Q: When do I begin the process of designing a case interior for my transportable equipment?

A: For faster and more efficient market launches and better budgetary planning, we recommend you start designing your case early in the product design cycle to ensure a properly configured package. This is particularly necessary for highly sensitive and expensive equipment that needs intricate foam protection, such as military or aviation components, or for projects requiring venting or other accommodations beyond foam cushioning, such as interactive electronic testing equipment.

Q: Why can’t I just stuff a case with plenty of foam around my equipment?

A: Insufficient packaging will likely result in damage to the contents, which is a key consideration. On the flipside,

there are also issues and risks of over-designing packaging to provide an unnecessarily high level of protection. For the user, over-design can be a source of recurring aggravation. The packaging could be bulkier to handle, heavier to move, more costly to ship, and more cumbersome to use. The cost will also be more than necessary, because the protective features are beyond what is required.

Q: Okay, so what are my primary concerns when I begin to select a case interior?

A: With the understanding that the optimal case provides all the protection needed in the most compact and lowest cost design, begin by outlining the key parameters, including who will be using the case, how it will be transported, and in what environmental conditions it will be used. This will allow you to step back and see which parameters contradict each other or which ones require a particularly creative solution in order to achieve them. Once this information is evaluated and decided upon, you are ready to consider the more critical requirements of materials and placement.

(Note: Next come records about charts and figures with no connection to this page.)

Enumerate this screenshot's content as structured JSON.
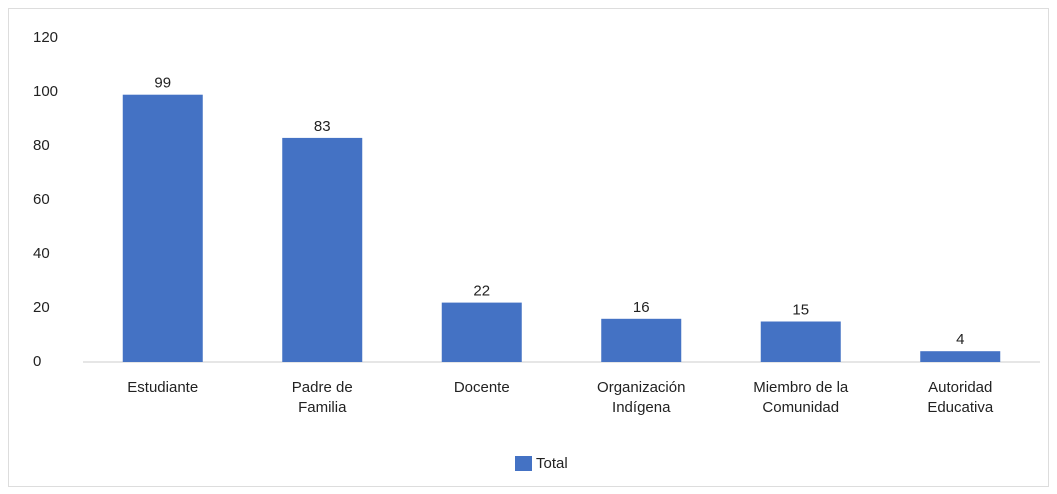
{
  "chart_data": {
    "type": "bar",
    "categories": [
      "Estudiante",
      "Padre de\nFamilia",
      "Docente",
      "Organización\nIndígena",
      "Miembro de la\nComunidad",
      "Autoridad\nEducativa"
    ],
    "series": [
      {
        "name": "Total",
        "color": "#4472c4",
        "values": [
          99,
          83,
          22,
          16,
          15,
          4
        ]
      }
    ],
    "ylim": [
      0,
      120
    ],
    "yticks": [
      0,
      20,
      40,
      60,
      80,
      100,
      120
    ],
    "grid": false,
    "legend": "bottom"
  }
}
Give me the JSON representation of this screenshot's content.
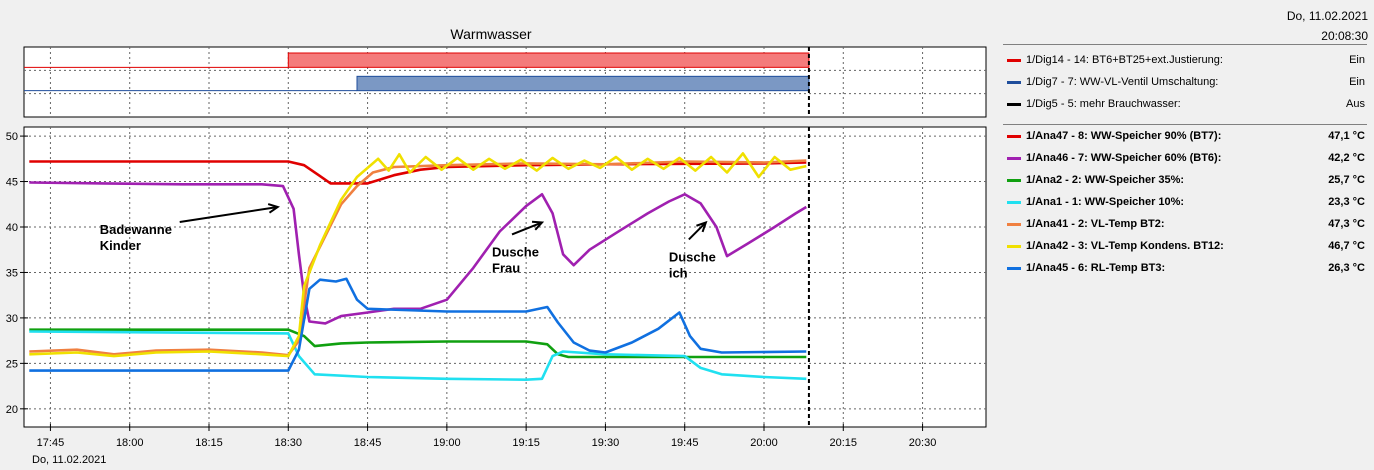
{
  "header": {
    "date": "Do, 11.02.2021",
    "time": "20:08:30"
  },
  "digital_legend": [
    {
      "label": "1/Dig14 - 14: BT6+BT25+ext.Justierung:",
      "value": "Ein",
      "color": "#e00000"
    },
    {
      "label": "1/Dig7 - 7: WW-VL-Ventil Umschaltung:",
      "value": "Ein",
      "color": "#1f4e9c"
    },
    {
      "label": "1/Dig5 - 5: mehr Brauchwasser:",
      "value": "Aus",
      "color": "#000000"
    }
  ],
  "analog_legend": [
    {
      "label": "1/Ana47 - 8: WW-Speicher 90% (BT7):",
      "value": "47,1 °C",
      "color": "#e00000"
    },
    {
      "label": "1/Ana46 - 7: WW-Speicher 60% (BT6):",
      "value": "42,2 °C",
      "color": "#a020b0"
    },
    {
      "label": "1/Ana2 - 2: WW-Speicher 35%:",
      "value": "25,7 °C",
      "color": "#10a010"
    },
    {
      "label": "1/Ana1 - 1: WW-Speicher 10%:",
      "value": "23,3 °C",
      "color": "#20e0f0"
    },
    {
      "label": "1/Ana41 - 2: VL-Temp BT2:",
      "value": "47,3 °C",
      "color": "#f08040"
    },
    {
      "label": "1/Ana42 - 3: VL-Temp Kondens. BT12:",
      "value": "46,7 °C",
      "color": "#f0e000"
    },
    {
      "label": "1/Ana45 - 6: RL-Temp BT3:",
      "value": "26,3 °C",
      "color": "#1070e0"
    }
  ],
  "chart_data": [
    {
      "type": "line",
      "title": "Warmwasser",
      "x_unit": "time",
      "x_ticks": [
        "17:45",
        "18:00",
        "18:15",
        "18:30",
        "18:45",
        "19:00",
        "19:15",
        "19:30",
        "19:45",
        "20:00",
        "20:15",
        "20:30"
      ],
      "xlim": [
        "17:40",
        "20:42"
      ],
      "x_date_label": "Do, 11.02.2021",
      "current_time_marker": "20:08:30",
      "digital_series": [
        {
          "name": "1/Dig14 - 14: BT6+BT25+ext.Justierung",
          "color": "#e00000",
          "fill": "#f47b7b",
          "on_from": "18:30",
          "on_to": "20:08:30"
        },
        {
          "name": "1/Dig7 - 7: WW-VL-Ventil Umschaltung",
          "color": "#1f4e9c",
          "fill": "#7b98c4",
          "on_from": "18:43",
          "on_to": "20:08:30"
        },
        {
          "name": "1/Dig5 - 5: mehr Brauchwasser",
          "color": "#000000",
          "fill": "",
          "on_from": "",
          "on_to": ""
        }
      ]
    },
    {
      "type": "line",
      "ylim": [
        18,
        51
      ],
      "y_ticks": [
        20,
        25,
        30,
        35,
        40,
        45,
        50
      ],
      "xlim": [
        "17:40",
        "20:42"
      ],
      "grid": true,
      "series": [
        {
          "name": "1/Ana47 - 8: WW-Speicher 90% (BT7)",
          "color": "#e00000",
          "points": [
            [
              "17:41",
              47.2
            ],
            [
              "18:30",
              47.2
            ],
            [
              "18:33",
              46.8
            ],
            [
              "18:36",
              45.6
            ],
            [
              "18:38",
              44.8
            ],
            [
              "18:45",
              44.8
            ],
            [
              "18:50",
              45.7
            ],
            [
              "18:55",
              46.3
            ],
            [
              "19:00",
              46.6
            ],
            [
              "19:15",
              46.8
            ],
            [
              "19:30",
              46.9
            ],
            [
              "20:00",
              47.0
            ],
            [
              "20:08",
              47.1
            ]
          ]
        },
        {
          "name": "1/Ana46 - 7: WW-Speicher 60% (BT6)",
          "color": "#a020b0",
          "points": [
            [
              "17:41",
              44.9
            ],
            [
              "17:55",
              44.8
            ],
            [
              "18:10",
              44.7
            ],
            [
              "18:25",
              44.7
            ],
            [
              "18:29",
              44.5
            ],
            [
              "18:31",
              42.0
            ],
            [
              "18:32",
              37.0
            ],
            [
              "18:33",
              32.5
            ],
            [
              "18:34",
              29.6
            ],
            [
              "18:37",
              29.4
            ],
            [
              "18:40",
              30.2
            ],
            [
              "18:45",
              30.6
            ],
            [
              "18:50",
              31.0
            ],
            [
              "18:55",
              31.0
            ],
            [
              "19:00",
              32.0
            ],
            [
              "19:05",
              35.5
            ],
            [
              "19:10",
              39.5
            ],
            [
              "19:15",
              42.3
            ],
            [
              "19:18",
              43.6
            ],
            [
              "19:20",
              41.5
            ],
            [
              "19:22",
              37.0
            ],
            [
              "19:24",
              35.8
            ],
            [
              "19:27",
              37.5
            ],
            [
              "19:33",
              39.7
            ],
            [
              "19:38",
              41.5
            ],
            [
              "19:42",
              42.8
            ],
            [
              "19:45",
              43.6
            ],
            [
              "19:48",
              42.6
            ],
            [
              "19:51",
              40.0
            ],
            [
              "19:53",
              36.8
            ],
            [
              "19:57",
              38.2
            ],
            [
              "20:02",
              40.0
            ],
            [
              "20:06",
              41.5
            ],
            [
              "20:08",
              42.2
            ]
          ]
        },
        {
          "name": "1/Ana2 - 2: WW-Speicher 35%",
          "color": "#10a010",
          "points": [
            [
              "17:41",
              28.7
            ],
            [
              "18:30",
              28.7
            ],
            [
              "18:33",
              28.0
            ],
            [
              "18:35",
              26.9
            ],
            [
              "18:40",
              27.2
            ],
            [
              "18:45",
              27.3
            ],
            [
              "19:00",
              27.4
            ],
            [
              "19:15",
              27.4
            ],
            [
              "19:19",
              27.1
            ],
            [
              "19:21",
              26.0
            ],
            [
              "19:23",
              25.7
            ],
            [
              "20:08",
              25.7
            ]
          ]
        },
        {
          "name": "1/Ana1 - 1: WW-Speicher 10%",
          "color": "#20e0f0",
          "points": [
            [
              "17:41",
              28.5
            ],
            [
              "18:30",
              28.3
            ],
            [
              "18:32",
              25.8
            ],
            [
              "18:35",
              23.8
            ],
            [
              "18:45",
              23.5
            ],
            [
              "19:00",
              23.3
            ],
            [
              "19:15",
              23.2
            ],
            [
              "19:18",
              23.3
            ],
            [
              "19:20",
              25.8
            ],
            [
              "19:22",
              26.3
            ],
            [
              "19:30",
              26.0
            ],
            [
              "19:45",
              25.8
            ],
            [
              "19:48",
              24.5
            ],
            [
              "19:52",
              23.8
            ],
            [
              "20:00",
              23.5
            ],
            [
              "20:08",
              23.3
            ]
          ]
        },
        {
          "name": "1/Ana41 - 2: VL-Temp BT2",
          "color": "#f08040",
          "points": [
            [
              "17:41",
              26.3
            ],
            [
              "17:50",
              26.5
            ],
            [
              "17:57",
              26.0
            ],
            [
              "18:05",
              26.4
            ],
            [
              "18:15",
              26.5
            ],
            [
              "18:25",
              26.2
            ],
            [
              "18:30",
              25.9
            ],
            [
              "18:32",
              27.5
            ],
            [
              "18:34",
              35.5
            ],
            [
              "18:37",
              39.0
            ],
            [
              "18:40",
              42.5
            ],
            [
              "18:43",
              44.5
            ],
            [
              "18:46",
              46.0
            ],
            [
              "18:50",
              46.6
            ],
            [
              "19:00",
              46.8
            ],
            [
              "19:15",
              47.0
            ],
            [
              "19:30",
              46.9
            ],
            [
              "19:45",
              47.2
            ],
            [
              "20:00",
              47.1
            ],
            [
              "20:08",
              47.3
            ]
          ]
        },
        {
          "name": "1/Ana42 - 3: VL-Temp Kondens. BT12",
          "color": "#f0e000",
          "points": [
            [
              "17:41",
              26.0
            ],
            [
              "17:50",
              26.2
            ],
            [
              "17:57",
              25.8
            ],
            [
              "18:05",
              26.2
            ],
            [
              "18:15",
              26.3
            ],
            [
              "18:25",
              26.0
            ],
            [
              "18:30",
              25.8
            ],
            [
              "18:32",
              28.0
            ],
            [
              "18:33",
              33.5
            ],
            [
              "18:36",
              38.0
            ],
            [
              "18:40",
              43.0
            ],
            [
              "18:43",
              45.5
            ],
            [
              "18:45",
              46.5
            ],
            [
              "18:47",
              47.5
            ],
            [
              "18:49",
              46.2
            ],
            [
              "18:51",
              48.0
            ],
            [
              "18:53",
              46.0
            ],
            [
              "18:56",
              47.7
            ],
            [
              "18:59",
              46.3
            ],
            [
              "19:02",
              47.6
            ],
            [
              "19:05",
              46.3
            ],
            [
              "19:08",
              47.5
            ],
            [
              "19:11",
              46.4
            ],
            [
              "19:14",
              47.4
            ],
            [
              "19:17",
              46.2
            ],
            [
              "19:20",
              47.6
            ],
            [
              "19:23",
              46.4
            ],
            [
              "19:26",
              47.3
            ],
            [
              "19:29",
              46.5
            ],
            [
              "19:32",
              47.7
            ],
            [
              "19:35",
              46.3
            ],
            [
              "19:38",
              47.5
            ],
            [
              "19:41",
              46.4
            ],
            [
              "19:44",
              47.6
            ],
            [
              "19:47",
              46.2
            ],
            [
              "19:50",
              47.7
            ],
            [
              "19:53",
              46.0
            ],
            [
              "19:56",
              48.1
            ],
            [
              "19:59",
              45.5
            ],
            [
              "20:02",
              47.7
            ],
            [
              "20:05",
              46.3
            ],
            [
              "20:08",
              46.7
            ]
          ]
        },
        {
          "name": "1/Ana45 - 6: RL-Temp BT3",
          "color": "#1070e0",
          "points": [
            [
              "17:41",
              24.2
            ],
            [
              "18:30",
              24.2
            ],
            [
              "18:32",
              26.5
            ],
            [
              "18:34",
              33.2
            ],
            [
              "18:36",
              34.2
            ],
            [
              "18:39",
              34.0
            ],
            [
              "18:41",
              34.3
            ],
            [
              "18:43",
              32.0
            ],
            [
              "18:45",
              31.0
            ],
            [
              "19:00",
              30.7
            ],
            [
              "19:15",
              30.7
            ],
            [
              "19:19",
              31.2
            ],
            [
              "19:21",
              29.5
            ],
            [
              "19:24",
              27.3
            ],
            [
              "19:27",
              26.4
            ],
            [
              "19:30",
              26.2
            ],
            [
              "19:35",
              27.3
            ],
            [
              "19:40",
              28.8
            ],
            [
              "19:44",
              30.6
            ],
            [
              "19:46",
              28.0
            ],
            [
              "19:48",
              26.6
            ],
            [
              "19:52",
              26.2
            ],
            [
              "20:08",
              26.3
            ]
          ]
        }
      ],
      "annotations": [
        {
          "text": [
            "Badewanne",
            "Kinder"
          ],
          "arrow_to": [
            "18:28",
            42.2
          ]
        },
        {
          "text": [
            "Dusche",
            "Frau"
          ],
          "arrow_to": [
            "19:18",
            40.5
          ]
        },
        {
          "text": [
            "Dusche",
            "ich"
          ],
          "arrow_to": [
            "19:49",
            40.5
          ]
        }
      ]
    }
  ]
}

Q: Tell me more about what to look for when considering how the case will be used.

A: An example of usage might be when a bulky 20-pound aluminum case seems reasonable until the user needs to

carry it through an airport. Another example is when you add wheels to a heavy case, then find that the user has to walk across a rocky terrain to get to the job site. Thinking about the interaction between contents and the user will help in your design process.

Q: Once I’ve worked all that out, what do I need to know about the interior selection?

A: Ultimately, the main goal of any packaging solution is to protect the contents. To calculate the right foam and

thickness, consider three important characteristics of your parts—fragility, weight, and size.

Q: Weight and size I know, but how do I evaluate the fragility of my contents?

A: Fragility of the case contents can be defined in terms of G limit. The G force of an object is a measurement of acceleration due to gravity and expresses the point at which damage can occur. To determine the G limit, step velocity and step acceleration tests are conducted until damage occurs. This is not always feasible during product development due to timelines and costs. More often than not, the exact fragility is not known. In these instances you can use G ranges established for similar types of products.

Extremely Fragile | 15-25 G’s
Special military applications, precision aligned test instruments
Very Delicate | 25-40 G’s
Mechanically shock mounted instruments and electronic equipment (shock mounts should be firmly secured prior to packaging and are provided for in-service protection only)
Delicate | 40-60 G’s
Aircraft accessories, computer equipment and other electronics
Moderately Delicate | 60-85 G’s
Video equipment, computer monitors
Moderately Rugged | 85-115 G’s
Equipment with minimal electronic controls
Rugged | 115 G’s and up
Machinery

Q: What more do I need to know about the weight and size of my parts?

A: First, the weight of the parts will help determine how the package will be handled in distribution. Heavier packages are less likely to be subjected to higher drops. Accordingly, sizes and weights are used by industry standards, such as ASTM 4169 and MIL-STD 810, to determine the height and frequency of drops to be used for validation testing. Second, weight and size are used to calculate PSI or static stress, a factor that will help select the type of foam to use. This is determined by taking an item’s weight, in pounds, divided by the square inches of each side of the item. It’s also best to hold the parts on their largest and flattest sides to minimize static stress. You don’t want all the weight of the part to be distributed on its smallest and most vulnerable side during a drop.

Q: Is there a way to calculate how much foam I need?

A: Each foam type and density has its own cushioning curve, which is used to illustrate optimum performance based on G limit, weight, and drop heights. These curves help establish the foam thickness you need. In general, PSI is used to determine your foam density. Three common foam types are:

0.1-0.3 PSI – 2 lb./ft.3 polyurethane

0.4-0.6 PSI – 4 lb./ft.3 polyurethane

0.7-1.0 PSI – 2 lb./ft.3 polyethylene

The foam design needs careful consideration to maximize storage and protection while staying within the limitations of foam fabrication, such as minimum wall thickness of foam between parts.

Q: Is foam the only option for holding my parts in a case?

A: Foam is the most common option and can be quite effective for protection. However, it may not be the best option for your application or for every part going into the case. For example, a formed plastic interior is best for durable applications where cleaning is an issue. A literature pocket can be used for print collateral that needs no protection, or straps and hinged compartments can be employed throughout to maximize storage.